Hi, I’ve installed the nightly build 1.6.0.dev20200607 today and ran my scripts that exercises quantization and jit.
Until v1.5, I was able to get all packed params of a top level quantized module, say quantized resnet in torchvision, via state_dict() method. But now with nightly, I only get quant.scale and quant.zero_point from the same module.
I also noticed that a packed param is now an instance of torch._C.ScriptObject, instead of QTensor as was the case until v1.5
How do I get all parameters from quantized + jitted model now? Can you point me to github issues/PRs that introduced relevant changes?
Now that v1.6 is out, I came back to this issue. As I mentioned, state_dict() method on traced quantized networks like qresnet from torchvision no longer returns all quantized parameters.
After some digging and thanks to the onnx export implementation below, I found that I can use torch._C._jit_pass_lower_graph(graph, model._c) to get at quantized paremeters I’ve been looking for. Is this the recommend way for third party pkg like TVM to get quantized parameters? Having to pass model._c seems like a very internal API…

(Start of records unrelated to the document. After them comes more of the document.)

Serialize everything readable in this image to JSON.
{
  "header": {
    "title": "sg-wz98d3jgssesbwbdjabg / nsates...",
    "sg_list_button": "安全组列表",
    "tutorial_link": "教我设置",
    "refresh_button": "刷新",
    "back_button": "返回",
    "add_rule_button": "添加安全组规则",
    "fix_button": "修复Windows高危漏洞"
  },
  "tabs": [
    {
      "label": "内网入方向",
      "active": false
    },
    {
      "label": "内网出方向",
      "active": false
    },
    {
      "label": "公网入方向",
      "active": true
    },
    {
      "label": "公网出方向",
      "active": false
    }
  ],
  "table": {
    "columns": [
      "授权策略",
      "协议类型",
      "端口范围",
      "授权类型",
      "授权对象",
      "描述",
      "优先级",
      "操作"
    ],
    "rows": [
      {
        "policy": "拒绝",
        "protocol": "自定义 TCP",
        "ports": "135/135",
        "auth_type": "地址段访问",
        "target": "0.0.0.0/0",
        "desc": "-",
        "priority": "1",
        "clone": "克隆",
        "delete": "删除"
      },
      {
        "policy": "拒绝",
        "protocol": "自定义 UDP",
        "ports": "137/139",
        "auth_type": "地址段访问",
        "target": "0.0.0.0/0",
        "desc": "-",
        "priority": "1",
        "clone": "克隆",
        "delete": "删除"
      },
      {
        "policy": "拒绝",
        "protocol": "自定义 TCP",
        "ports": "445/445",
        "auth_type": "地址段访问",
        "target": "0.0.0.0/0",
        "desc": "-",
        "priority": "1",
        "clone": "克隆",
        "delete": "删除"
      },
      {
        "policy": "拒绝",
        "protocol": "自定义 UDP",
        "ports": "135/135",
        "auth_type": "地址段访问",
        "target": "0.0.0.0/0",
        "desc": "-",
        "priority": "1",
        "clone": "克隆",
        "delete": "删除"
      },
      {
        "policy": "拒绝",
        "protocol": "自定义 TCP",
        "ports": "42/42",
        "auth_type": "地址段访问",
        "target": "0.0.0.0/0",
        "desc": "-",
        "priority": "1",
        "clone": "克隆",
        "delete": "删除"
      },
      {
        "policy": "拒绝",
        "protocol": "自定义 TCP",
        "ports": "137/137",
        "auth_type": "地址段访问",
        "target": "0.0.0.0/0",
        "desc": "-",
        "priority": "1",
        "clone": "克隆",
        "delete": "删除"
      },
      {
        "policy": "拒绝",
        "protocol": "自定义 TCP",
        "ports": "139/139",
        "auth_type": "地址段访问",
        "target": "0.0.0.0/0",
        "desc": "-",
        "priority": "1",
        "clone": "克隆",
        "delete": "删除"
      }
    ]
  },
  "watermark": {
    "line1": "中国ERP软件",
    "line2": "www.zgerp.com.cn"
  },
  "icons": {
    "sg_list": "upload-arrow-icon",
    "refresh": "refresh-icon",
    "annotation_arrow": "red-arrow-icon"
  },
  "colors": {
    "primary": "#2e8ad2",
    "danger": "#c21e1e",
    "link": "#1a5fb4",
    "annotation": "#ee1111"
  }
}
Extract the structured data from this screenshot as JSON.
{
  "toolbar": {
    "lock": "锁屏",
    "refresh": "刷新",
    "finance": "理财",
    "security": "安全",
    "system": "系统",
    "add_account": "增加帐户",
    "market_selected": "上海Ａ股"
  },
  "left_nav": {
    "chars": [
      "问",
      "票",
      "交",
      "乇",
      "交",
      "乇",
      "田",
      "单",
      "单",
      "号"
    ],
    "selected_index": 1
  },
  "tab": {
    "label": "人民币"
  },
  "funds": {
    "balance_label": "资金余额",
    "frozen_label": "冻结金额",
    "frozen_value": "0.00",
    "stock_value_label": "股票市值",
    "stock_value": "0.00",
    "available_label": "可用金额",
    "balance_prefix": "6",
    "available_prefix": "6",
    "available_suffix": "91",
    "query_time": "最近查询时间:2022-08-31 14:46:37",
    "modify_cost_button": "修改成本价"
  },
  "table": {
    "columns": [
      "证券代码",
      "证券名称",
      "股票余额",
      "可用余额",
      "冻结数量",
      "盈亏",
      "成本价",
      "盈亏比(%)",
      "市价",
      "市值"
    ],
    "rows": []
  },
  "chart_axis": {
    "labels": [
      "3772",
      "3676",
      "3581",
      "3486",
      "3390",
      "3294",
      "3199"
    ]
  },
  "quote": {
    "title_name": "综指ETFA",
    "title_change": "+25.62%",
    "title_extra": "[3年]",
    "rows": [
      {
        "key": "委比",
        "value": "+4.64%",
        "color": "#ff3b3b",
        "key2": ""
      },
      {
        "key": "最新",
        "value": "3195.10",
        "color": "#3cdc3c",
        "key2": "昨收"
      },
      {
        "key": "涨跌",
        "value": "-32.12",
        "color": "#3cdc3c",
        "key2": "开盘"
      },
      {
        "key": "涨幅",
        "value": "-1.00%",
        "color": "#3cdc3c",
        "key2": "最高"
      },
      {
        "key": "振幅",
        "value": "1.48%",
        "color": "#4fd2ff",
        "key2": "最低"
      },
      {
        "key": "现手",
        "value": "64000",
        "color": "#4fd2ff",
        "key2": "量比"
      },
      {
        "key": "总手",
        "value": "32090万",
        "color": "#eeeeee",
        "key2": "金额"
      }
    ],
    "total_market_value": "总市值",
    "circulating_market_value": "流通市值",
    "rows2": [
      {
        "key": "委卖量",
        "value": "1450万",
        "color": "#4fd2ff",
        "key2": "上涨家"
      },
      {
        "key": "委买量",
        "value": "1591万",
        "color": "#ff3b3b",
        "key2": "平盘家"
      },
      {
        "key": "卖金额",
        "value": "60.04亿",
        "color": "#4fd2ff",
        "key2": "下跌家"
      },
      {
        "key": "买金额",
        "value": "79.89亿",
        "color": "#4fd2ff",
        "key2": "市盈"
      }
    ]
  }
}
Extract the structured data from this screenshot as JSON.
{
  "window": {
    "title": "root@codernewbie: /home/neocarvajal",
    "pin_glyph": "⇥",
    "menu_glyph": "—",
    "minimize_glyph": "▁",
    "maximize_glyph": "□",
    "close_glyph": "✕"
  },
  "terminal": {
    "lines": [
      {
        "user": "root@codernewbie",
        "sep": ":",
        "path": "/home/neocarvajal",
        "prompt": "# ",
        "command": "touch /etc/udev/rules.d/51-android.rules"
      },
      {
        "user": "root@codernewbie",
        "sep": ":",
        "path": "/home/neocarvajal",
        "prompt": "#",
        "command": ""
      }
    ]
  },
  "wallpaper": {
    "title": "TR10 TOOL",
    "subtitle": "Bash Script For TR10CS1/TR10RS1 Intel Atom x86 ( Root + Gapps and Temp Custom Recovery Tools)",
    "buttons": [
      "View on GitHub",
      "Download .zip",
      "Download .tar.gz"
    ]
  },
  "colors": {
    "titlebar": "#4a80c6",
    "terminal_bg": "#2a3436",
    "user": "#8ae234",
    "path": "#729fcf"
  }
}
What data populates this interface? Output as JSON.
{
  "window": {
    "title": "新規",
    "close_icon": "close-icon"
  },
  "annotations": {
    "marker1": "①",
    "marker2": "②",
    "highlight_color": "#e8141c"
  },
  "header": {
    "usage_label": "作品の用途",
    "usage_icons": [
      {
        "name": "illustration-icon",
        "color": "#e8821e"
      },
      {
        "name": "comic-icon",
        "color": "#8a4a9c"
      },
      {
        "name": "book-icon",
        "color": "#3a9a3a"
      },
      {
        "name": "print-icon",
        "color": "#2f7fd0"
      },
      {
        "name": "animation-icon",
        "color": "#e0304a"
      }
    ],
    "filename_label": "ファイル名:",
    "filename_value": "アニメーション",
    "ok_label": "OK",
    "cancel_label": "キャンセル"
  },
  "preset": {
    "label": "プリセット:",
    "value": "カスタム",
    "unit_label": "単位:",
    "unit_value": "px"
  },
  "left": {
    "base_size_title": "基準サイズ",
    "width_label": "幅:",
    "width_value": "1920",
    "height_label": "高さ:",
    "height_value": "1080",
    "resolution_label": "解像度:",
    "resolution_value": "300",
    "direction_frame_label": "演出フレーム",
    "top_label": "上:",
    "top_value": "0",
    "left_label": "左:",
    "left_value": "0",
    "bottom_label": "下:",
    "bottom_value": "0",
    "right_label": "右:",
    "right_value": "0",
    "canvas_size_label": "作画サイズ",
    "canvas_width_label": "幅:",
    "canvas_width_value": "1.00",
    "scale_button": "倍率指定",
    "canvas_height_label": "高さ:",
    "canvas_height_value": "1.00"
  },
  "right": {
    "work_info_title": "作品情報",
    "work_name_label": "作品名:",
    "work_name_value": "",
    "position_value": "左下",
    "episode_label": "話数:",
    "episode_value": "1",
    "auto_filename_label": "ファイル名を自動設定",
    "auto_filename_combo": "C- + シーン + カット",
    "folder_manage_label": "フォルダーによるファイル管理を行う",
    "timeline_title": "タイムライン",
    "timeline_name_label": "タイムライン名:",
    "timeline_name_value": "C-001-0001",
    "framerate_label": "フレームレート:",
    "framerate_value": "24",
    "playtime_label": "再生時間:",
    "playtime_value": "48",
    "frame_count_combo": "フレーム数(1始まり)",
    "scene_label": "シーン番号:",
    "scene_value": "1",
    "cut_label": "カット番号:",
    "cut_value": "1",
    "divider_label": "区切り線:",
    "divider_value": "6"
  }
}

The model is quantized mobilenet v2 from torchvision. The output of state_dict() from above script is different between v1.6 and v1.5.1:
With v1.5.1, all packed quantized parameters (conv and linear) are returned. Unpacking is also no problem.
With v1.6, I only get OrderedDict([('quant.scale', tensor([0.0079])), ('quant.zero_point', tensor([0]))]) , so there is nothing that can be unpacked.
In both version, the last line in the above script, torch._C._jit_pass_lower_graph(graph, script_module._c), returns all quantized parameters. So technically my original problem is solved. My question is if this is an expected behavior.
We (TVM) take jitted models as input, so we don’t get to see the original models. Fortunately, I found a workaround for this problem without the use of state_dict, so it is no longer a problem for us. Thanks.